C'est ironique quand je suis moi-même du genre à écrire des montagnes de texte, que je n'aurais pas le temps de lire moi-même si je n'en étais pas l'auteur. (Je fais cependant des efforts pour rendre mes textes aussi compatibles que possible avec la lecture en diagonale. En fait, non : j'aimerais bien faire de tels efforts, mais je ne sais pas vraiment comment m'y prendre, et je pense que ce que je fais est un échec complet. D'ailleurs, cette parenthèse est sans doute l'exemple parfait de ce qu'il ne faut pas faire pour rendre un texte facile à lire en diagonale. ☹) En vérité, je n'arrive même pas à relire mes propres textes : si j'essaie de me relire, mon cerveau passe en mode « ah oui, je sais ce que ce paragraphe dit » et je saute à travers ce que j'ai écrit à la vitesse de l'éclair, en lisant ce que je crois avoir voulu écrire et pas ce que j'ai réellement écrit. Du coup, toutes les fautes de frappe, d'orthographe, de grammaire et de syntaxe, même les plus énormes, me sont totalement invisibles, même si je relis vingt fois. Y compris des ruptures de construction qui font que le texte ne veut rien dire : cela arrive fréquemment quand je déplace un morceau de texte — un mot, un complément, une proposition, un bout de phrase ou plus — d'un endroit à un autre, et que je délimite mal mon couper-coller, déplaçant ou supprimant parfois un mot de plus que je le voulais, ou entraînant des incohérences grammaticales (langue à la con que le français qui peut obliger à revoir énormément d'accords parce que j'aurais remplacé, par exemple, le fait par l'idée : on peut être sûr que je vais en oublier).

La seule façon que je trouve encore de me forcer à tout lire, c'est de lire à voix haute. (Et encore, l'idéal serait sans doute de lire à voix haute, de m'enregistrer, et de réécouter ce que je dis, histoire que ma concentration ne soit pas détournée sur la prononciation.) Je fais ça pour mes fragments littéraires gratuits, mais cela consomme un temps énorme. Ce que je ne sais vraiment pas faire du tout, c'est placer le curseur à un point intermédiaire entre la lecture en diagonale qui est devenue mon habitude et la lecture à haute voix.

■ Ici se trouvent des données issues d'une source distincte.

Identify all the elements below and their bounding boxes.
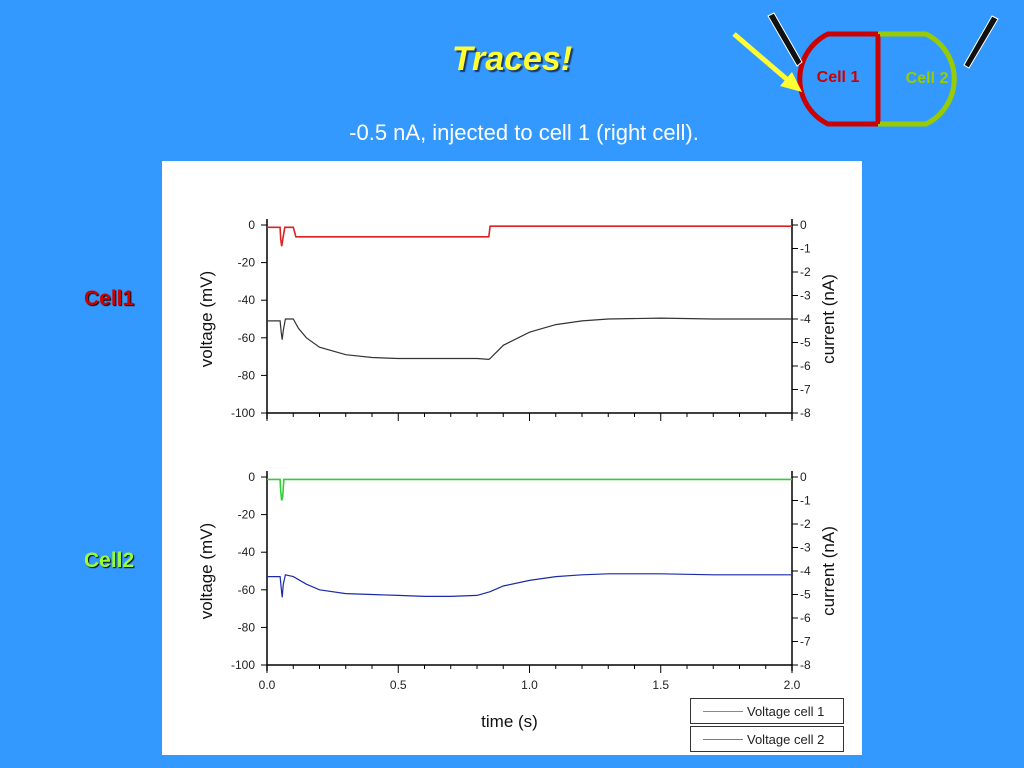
chart2-series-2-line: [267, 573, 792, 598]
chart1-y-tick-label: -20: [238, 256, 256, 270]
injection-arrow-icon: [732, 32, 792, 84]
chart1-y-tick-label: -40: [238, 293, 256, 307]
chart2-y2-tick-label: -8: [800, 658, 811, 672]
chart2-y-tick-label: -60: [238, 583, 256, 597]
cell1-outline: [797, 31, 881, 127]
chart1-y2-tick-label: -3: [800, 289, 811, 303]
legend-label-cell2: Voltage cell 2: [747, 732, 825, 747]
schematic-cell1-label: Cell 1: [817, 69, 860, 86]
chart1-y2-tick-label: -4: [800, 312, 811, 326]
plot-panel: 0 -20 -40 -60 -80 -100 0 -1 -2 -3 -4 -5 -6 -7 -8 voltag…: [162, 161, 862, 755]
chart2-y2-tick-label: -4: [800, 564, 811, 578]
slide-title: Traces!: [451, 40, 573, 78]
schematic-cell2-label: Cell 2: [906, 70, 949, 87]
chart2-y-tick-label: -80: [238, 620, 256, 634]
chart2-x-tick-label: 0.0: [259, 678, 276, 692]
chart2-y-tick-label: -100: [231, 658, 255, 672]
chart2-y2-tick-label: -3: [800, 541, 811, 555]
chart2-y-tick-label: 0: [248, 470, 255, 484]
slide-subtitle: -0.5 nA, injected to cell 1 (right cell)…: [349, 120, 699, 145]
electrode-right-icon: [963, 15, 999, 69]
cell1-side-label: Cell1: [84, 287, 135, 310]
chart1-y2-tick-label: -6: [800, 359, 811, 373]
chart1-y-tick-label: 0: [248, 218, 255, 232]
chart2-y2-tick-label: -2: [800, 517, 811, 531]
chart1-y-tick-label: -60: [238, 331, 256, 345]
chart2-series-1-line: [267, 478, 792, 501]
cell2-outline: [878, 31, 957, 127]
chart2-xlabel: time (s): [481, 712, 538, 731]
legend-entry-voltage-cell-1: Voltage cell 1: [690, 698, 844, 724]
chart1-y2-tick-label: 0: [800, 218, 807, 232]
chart2-y2-tick-label: -5: [800, 588, 811, 602]
chart1-y-tick-label: -100: [231, 406, 255, 420]
chart2-ylabel: voltage (mV): [197, 523, 216, 619]
chart2-y2-tick-label: -7: [800, 635, 811, 649]
chart2-y2-tick-label: -1: [800, 494, 811, 508]
chart1-y2-tick-label: -2: [800, 265, 811, 279]
legend-swatch-cell2: [703, 739, 743, 740]
chart1-y2-tick-label: -8: [800, 406, 811, 420]
chart1-y2-tick-label: -1: [800, 242, 811, 256]
legend-label-cell1: Voltage cell 1: [747, 704, 825, 719]
chart2-x-tick-label: 1.5: [652, 678, 669, 692]
chart1-ylabel: voltage (mV): [197, 271, 216, 367]
chart2-y2label: current (nA): [819, 526, 838, 616]
chart2-y2-tick-label: 0: [800, 470, 807, 484]
traces-charts: 0-20-40-60-80-1000-1-2-3-4-5-6-7-8voltag…: [197, 218, 838, 731]
chart2-x-tick-label: 2.0: [784, 678, 801, 692]
chart2-y-tick-label: -20: [238, 508, 256, 522]
chart1-y2label: current (nA): [819, 274, 838, 364]
chart1-y2-tick-label: -5: [800, 336, 811, 350]
chart2-x-tick-label: 0.5: [390, 678, 407, 692]
cell2-side-label: Cell2: [84, 549, 135, 572]
legend-entry-voltage-cell-2: Voltage cell 2: [690, 726, 844, 752]
chart1-y-tick-label: -80: [238, 368, 256, 382]
chart2-x-tick-label: 1.0: [521, 678, 538, 692]
electrode-left-icon: [767, 12, 803, 67]
cell-schematic: Cell 1 Cell 2: [732, 12, 999, 127]
chart2-y2-tick-label: -6: [800, 611, 811, 625]
chart1-series-2-line: [267, 317, 792, 361]
chart1-y2-tick-label: -7: [800, 383, 811, 397]
legend-swatch-cell1: [703, 711, 743, 712]
chart1-series-1-line: [267, 225, 792, 247]
chart2-y-tick-label: -40: [238, 545, 256, 559]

Pour ce qui est des mathématiques, notamment des démonstrations mathématiques, le mieux que j'aie trouvé est de me forcer, si j'ai un doute, à réexpliquer l'argument de la démonstration ou du bout de démonstration que je viens de lire. Mais ceci repose sur le fait que dans une démonstration mathématique, seule importe la correction du raisonnement (à la limite, si j'ai lu en diagonale et trouvé une autre démonstration du théorème énoncé — ce qui, avouons-le, est fort peu probable — ce n'est pas grave). Pour une définition, la lecture en diagonale peut être très dangereuse, comme quand je me rends compte dix pages plus loin que je n'avais pas fait attention au fait que le bazqux était supposé localement frobniquable dans la définition d'un foobar bleuté (et que j'avais juste cru lire frobniquable).

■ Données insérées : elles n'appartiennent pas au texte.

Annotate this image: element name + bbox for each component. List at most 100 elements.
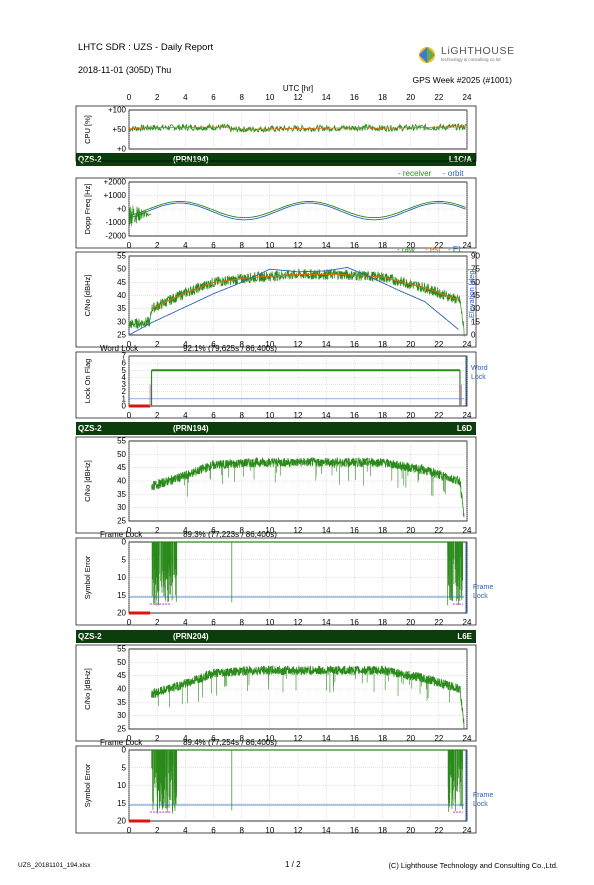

Et ne parlons pas de la situation hautement embarrassante et mainte fois vécue où j'accuse quelqu'un de dire n'importe quoi, ou d'oublier de tenir compte quelque chose d'essentiel dans un raisonnement, ou quelque chose du genre, et qu'on me fait remarquer que j'ai terriblement mal lu ce à quoi je réponds.

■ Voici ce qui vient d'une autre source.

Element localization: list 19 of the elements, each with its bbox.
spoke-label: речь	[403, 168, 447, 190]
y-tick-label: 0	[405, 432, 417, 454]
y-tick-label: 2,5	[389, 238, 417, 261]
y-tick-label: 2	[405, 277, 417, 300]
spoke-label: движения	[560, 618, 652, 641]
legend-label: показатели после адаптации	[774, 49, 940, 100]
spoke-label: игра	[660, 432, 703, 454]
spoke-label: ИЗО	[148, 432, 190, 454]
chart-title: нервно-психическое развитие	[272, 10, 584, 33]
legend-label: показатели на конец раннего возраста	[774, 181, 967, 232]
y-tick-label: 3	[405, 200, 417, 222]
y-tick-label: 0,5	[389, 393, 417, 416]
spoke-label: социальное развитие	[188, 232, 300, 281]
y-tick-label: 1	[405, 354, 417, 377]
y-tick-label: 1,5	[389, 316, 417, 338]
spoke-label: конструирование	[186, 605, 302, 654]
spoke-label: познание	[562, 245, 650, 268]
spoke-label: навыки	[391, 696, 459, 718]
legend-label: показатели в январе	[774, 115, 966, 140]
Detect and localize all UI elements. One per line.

Ajout () : Cette vidéo propose une solution intéressante au problème de la lecture en diagonale (et de la pensée trop rapide en général) : utiliser une police de caractères plus difficile à lire. Il faudra que je voie si ça marche pour m'aider à repérer les fautes de frappe. • Voir aussi : Diemand-Yauman, Oppenheimer & Vaughan, Fortune favors the bold (and the italicized): effects of disfluency on educational outcomes, Cognition 118 (2011), 111–115.